Emmanuelle Ebel
Marionnette manifeste
Il existe un vrai débat autour de la dénomination de « marionnette » et certains créateurs préfèrent même parfois prendre une distance avec cette « dénomination » comme si elle était préjudiciable à leur activité artistique. Il est possible que cette difficulté dénominative soit due à la faiblesse des outils contemporains pour saisir cet art extrêmement riche et vivant qu’est la marionnette aujourd’hui. La recherche est une tentative de réflexion sur les formes de la marionnette. Elle permet de faire émerger des outils afin de se dégager des impasses qui se présentent à toute personne qui veut s’immerger dans cet univers artistique et elle permet de comprendre les spécificités de cet art aussi riche que rarement exploré.
1. Un débat lexical
Un débat lexical est d’ailleurs au cœur des réflexions qui animent aujourd’hui le monde de la marionnette, ainsi on peut lire dans les deux numéros de la revue OMNI (Objet Marionnettique Non Identifié) un débat entre les professionnels de la marionnette sur le choix des termes, dont voici une réponse de Lucille Bodson :
Paru dans le dernier numéro d’OMNI le texte de Philippe Aufort (compagnie AMK) a provoqué quelques remous : la marionnette, considérée comme mot « piège », serait-elle en passe d’être remplacée par l’objet ? Entre les deux il y a la distance du tout et de la partie : si l’objet peut être qualifié de marionnette, cette dernière ne peut-être réduite au seul objet … […] alors, combat fratricide entre la marionnette et l’objet ? Est-ce bien l’enjeu ? […] c’est plutôt réjouissant que seul le mot de « marionnette » provoque ce débat…[1]
Cet article paru en 2006 témoigne des difficultés qu’éprouvent les professionnels de la marionnette eux-mêmes à l’encontre des définitions concernant leur art. Les uns se revendiquent de la marionnette d’autres de l’objet alors que leur conception de leur art est très proche, voire similaire. Il n’est pas question ici d’opposer les termes et de créer des séparations qui n’ont pas lieu d’être. Dans son article, Lucille Bodson met au jour les tensions qui peuvent exister et les problèmes liés aux lacunes de recherches et d’analyses approfondies sur l’évolution de l’art de la marionnette aujourd’hui.
Au regard de ces débats et de cette recherche la production marionnettique contemporaine, on peut penser que l’art marionnettique est aujourd’hui à la période des manifestes.
Le manifeste arrive à un moment de rejet des amalgames et de besoin de reconnaissance. Pour exister le mouvement artistique doit être dans en contradiction avec ce qui est déjà. La plupart du temps, ces bouleversements ont amené le déni de l’influence des pratiques qui ont précédé, et l’affirmation forte et sans concession d’idées nouvelles sous forme de manifestes.

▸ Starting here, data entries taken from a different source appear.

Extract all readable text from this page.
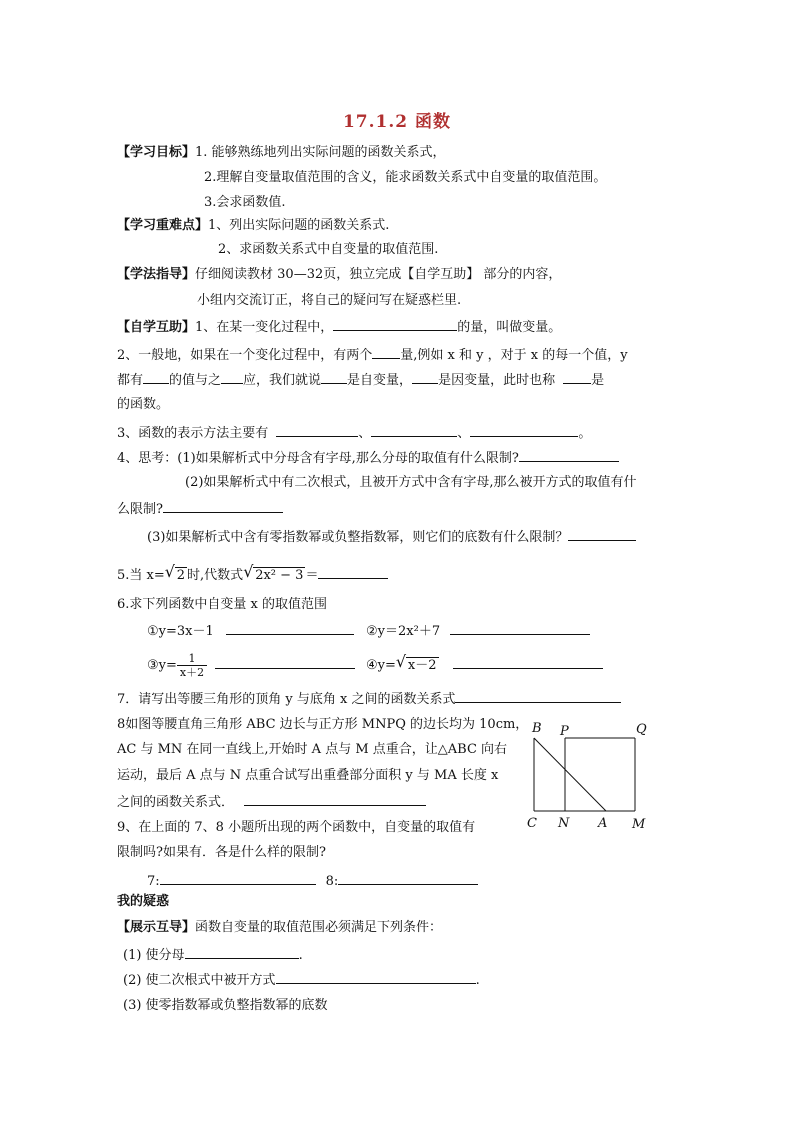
17.1.2 函数
【学习目标】1. 能够熟练地列出实际问题的函数关系式，
2.理解自变量取值范围的含义，能求函数关系式中自变量的取值范围。
3.会求函数值.
【学习重难点】1、列出实际问题的函数关系式.
2、求函数关系式中自变量的取值范围.
【学法指导】仔细阅读教材 30—32页，独立完成【自学互助】 部分的内容，
小组内交流订正，将自己的疑问写在疑惑栏里.
【自学互助】1、在某一变化过程中，	的量，叫做变量。
2、一般地，如果在一个变化过程中，有两个 量,例如 x 和 y ，对于 x 的每一个值，y
都有 的值与之 应，我们就说 是自变量， 是因变量，此时也称	是
的函数。
3、函数的表示方法主要有	、	、	。
4、思考：(1)如果解析式中分母含有字母,那么分母的取值有什么限制?
(2)如果解析式中有二次根式，且被开方式中含有字母,那么被开方式的取值有什
么限制?
(3)如果解析式中含有零指数幂或负整指数幂，则它们的底数有什么限制？
5.当 x= √ 2 时,代数式 √ 2x² − 3 ＝
6.求下列函数中自变量 x 的取值范围
①y=3x－1	②y＝2x²＋7
③y= $\frac{1}{x+2}$	④y= √ x－2
7．请写出等腰三角形的顶角 y 与底角 x 之间的函数关系式
8如图等腰直角三角形 ABC 边长与正方形 MNPQ 的边长均为 10cm，
AC 与 MN 在同一直线上,开始时 A 点与 M 点重合，让△ABC 向右
运动，最后 A 点与 N 点重合试写出重叠部分面积 y 与 MA 长度 x
之间的函数关系式．
B P	Q
C N A M
9、在上面的 7、8 小题所出现的两个函数中，自变量的取值有
限制吗?如果有．各是什么样的限制?
7:	8:
我的疑惑
【展示互导】函数自变量的取值范围必须满足下列条件：
(1) 使分母	.
(2) 使二次根式中被开方式	.
(3) 使零指数幂或负整指数幂的底数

Ces périodes « manifestantes » sont des périodes de démultiplication des points de vue et des idées, d’affrontement même parfois entre les « renouveleurs » eux-mêmes. L‘important est de diffuser une idée, de la porter pour qu’elle soit reconnue comme innovante. Après seulement vient le temps de prendre à bras le corps ces manifestes d’en dégager ce qui est neuf de se rendre compte des revendications communes de ces artistes, de réunir ces propositions et d’en faire une synthèse, tout en observant ce que ces tentatives ont mis en jeu dans la pratique artistique, ce qu’elles ont aboli, ce qu’elles ont innové.
Aujourd’hui la marionnette est manifestement à son point de rupture avec la période des manifestes, le rassemblement des états généraux en marque un aboutissement. Le temps vient maintenant de construire une démarche d’ensemble, de se rassembler pour promouvoir cet art. Jamais les marionnettistes n’ont autant pris la plume pour théoriser leurs pratiques artistiques que ces dernières années. Ils sont aidés en cela que les universitaires et les journalistes écrivent encore peu (ou mal) sur le sujet et que, de ce fait, leur seule opportunité de prendre par le verbe une distance par rapport à leur démarche de création passe par la rédaction personnelle de leurs conceptions théâtrales. Ils ont donc saisi cette plume et ont publié leurs propres manifestes. On ne les publiait pas ? Ils ont investit les pages des éditions de l’école internationale de la marionnette de Charleville-Mézières. Ainsi, depuis quelques années, les marionnettistes diffusent leurs « manifestes », les étayent, en changent, réévaluent leur projet à la lumière de leur pratique.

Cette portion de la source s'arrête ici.